Norway's sovereign wealth fund, which manages assets worth $1.4 trillion is the largest in the world right now and the PIF currently ranks sixth.
But the PIF's prospects of climbing those rankings look good. Thanks to the global energy crisis caused by the Russian invasion of Ukraine, oil prices have increased substantially. As a result Saudi Arabia, the second-biggest oil producer in the world, expects a budget surplus for the first time in 10 years and will be able to pump even more money into the PIF.
But as the PIF, and the authoritarian leader behind it, become ever more powerful, some observers are becoming concerned. Does all that international investment equal political power? Will Saudi Arabia use the PIF to buy support for its own foreign policy goals?
For over a decade, Saudi poured money into farmlands abroad. Today SAGO told me they made their first wheat purchase from SALIC's Ukraine investments https://t.co/aqocA2SpTu
— Maha El Dahan (@mahaeldahan) April 27, 2020
Late last year, Amnesty International criticised the Saudi Arabian takeover of Newcastle United, seeing it as a way of "sportswashing" away human rights abuses.

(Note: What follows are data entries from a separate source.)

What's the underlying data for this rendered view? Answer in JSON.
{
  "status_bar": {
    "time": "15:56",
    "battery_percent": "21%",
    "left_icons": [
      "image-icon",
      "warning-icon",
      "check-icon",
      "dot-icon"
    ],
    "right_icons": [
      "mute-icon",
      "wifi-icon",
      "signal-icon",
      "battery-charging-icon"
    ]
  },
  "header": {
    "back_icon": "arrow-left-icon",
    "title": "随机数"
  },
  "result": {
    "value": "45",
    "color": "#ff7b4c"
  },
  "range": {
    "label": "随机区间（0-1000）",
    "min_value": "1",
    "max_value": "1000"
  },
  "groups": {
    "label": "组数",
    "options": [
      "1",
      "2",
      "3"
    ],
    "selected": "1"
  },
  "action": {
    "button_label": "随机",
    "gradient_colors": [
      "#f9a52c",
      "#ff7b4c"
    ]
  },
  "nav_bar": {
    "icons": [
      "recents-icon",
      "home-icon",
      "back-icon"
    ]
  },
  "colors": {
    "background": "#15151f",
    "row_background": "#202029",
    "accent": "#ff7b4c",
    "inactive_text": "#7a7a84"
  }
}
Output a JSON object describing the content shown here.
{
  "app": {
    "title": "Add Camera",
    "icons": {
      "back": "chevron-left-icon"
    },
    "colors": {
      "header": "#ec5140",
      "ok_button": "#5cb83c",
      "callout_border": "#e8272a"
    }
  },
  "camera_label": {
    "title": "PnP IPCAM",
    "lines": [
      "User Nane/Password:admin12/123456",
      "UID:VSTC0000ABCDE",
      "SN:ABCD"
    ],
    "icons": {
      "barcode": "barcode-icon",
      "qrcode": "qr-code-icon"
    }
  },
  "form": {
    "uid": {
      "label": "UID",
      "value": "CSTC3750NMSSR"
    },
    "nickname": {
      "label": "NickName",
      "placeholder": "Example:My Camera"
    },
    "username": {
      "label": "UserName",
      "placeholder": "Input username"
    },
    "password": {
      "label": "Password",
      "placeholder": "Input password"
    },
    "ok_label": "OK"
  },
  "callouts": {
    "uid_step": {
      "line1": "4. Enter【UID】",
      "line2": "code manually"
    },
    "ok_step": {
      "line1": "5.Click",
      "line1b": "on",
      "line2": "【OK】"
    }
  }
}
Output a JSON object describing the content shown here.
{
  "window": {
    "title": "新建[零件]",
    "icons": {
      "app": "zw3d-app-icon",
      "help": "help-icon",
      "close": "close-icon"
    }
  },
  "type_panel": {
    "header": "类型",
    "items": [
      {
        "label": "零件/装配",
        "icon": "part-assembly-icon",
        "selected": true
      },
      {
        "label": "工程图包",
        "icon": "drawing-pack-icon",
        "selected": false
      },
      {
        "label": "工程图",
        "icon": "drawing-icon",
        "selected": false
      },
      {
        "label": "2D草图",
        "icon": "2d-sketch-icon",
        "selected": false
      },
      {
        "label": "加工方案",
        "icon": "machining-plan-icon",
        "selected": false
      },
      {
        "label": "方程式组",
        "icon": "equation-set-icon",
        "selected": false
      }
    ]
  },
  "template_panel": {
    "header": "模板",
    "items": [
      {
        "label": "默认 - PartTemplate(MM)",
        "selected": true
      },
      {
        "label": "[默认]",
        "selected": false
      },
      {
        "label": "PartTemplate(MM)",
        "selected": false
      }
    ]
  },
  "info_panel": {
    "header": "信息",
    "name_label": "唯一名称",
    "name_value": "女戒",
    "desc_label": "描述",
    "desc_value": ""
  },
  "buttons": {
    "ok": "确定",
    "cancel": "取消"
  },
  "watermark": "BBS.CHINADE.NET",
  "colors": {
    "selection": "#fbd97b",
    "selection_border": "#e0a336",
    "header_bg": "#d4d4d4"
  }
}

Critics have said the same about the LIV Golf tournaments and recent Formula One motor races in Saudi Arabia.
Questions were also asked about whether the PIF – a large, albeit indirect, investor in Twitter (it owns shares via another Saudi company) – had any influence on the way the social media company handled a 2015 Saudi spying scandal. Twitter has denied investors have any influence on its daily operations.
Saudi Arabia, through the PIF and other funds it invests in, like Japan's SoftBank, has also put billions into the U.S. tech scene. And as Kara Swisher, a U.S. journalist and expert on the scene, has argued, "if you remove the Saudis from the worldwide global network, everything collapses".
The PIF recently opened its books to investors but many of its purchases are not transparent, researchers say. In 2019, the PIF didn't appear to have major direct investments in Europe, or Germany, a research paper from the German Institute for International and Security Affairs, or SWP, reported.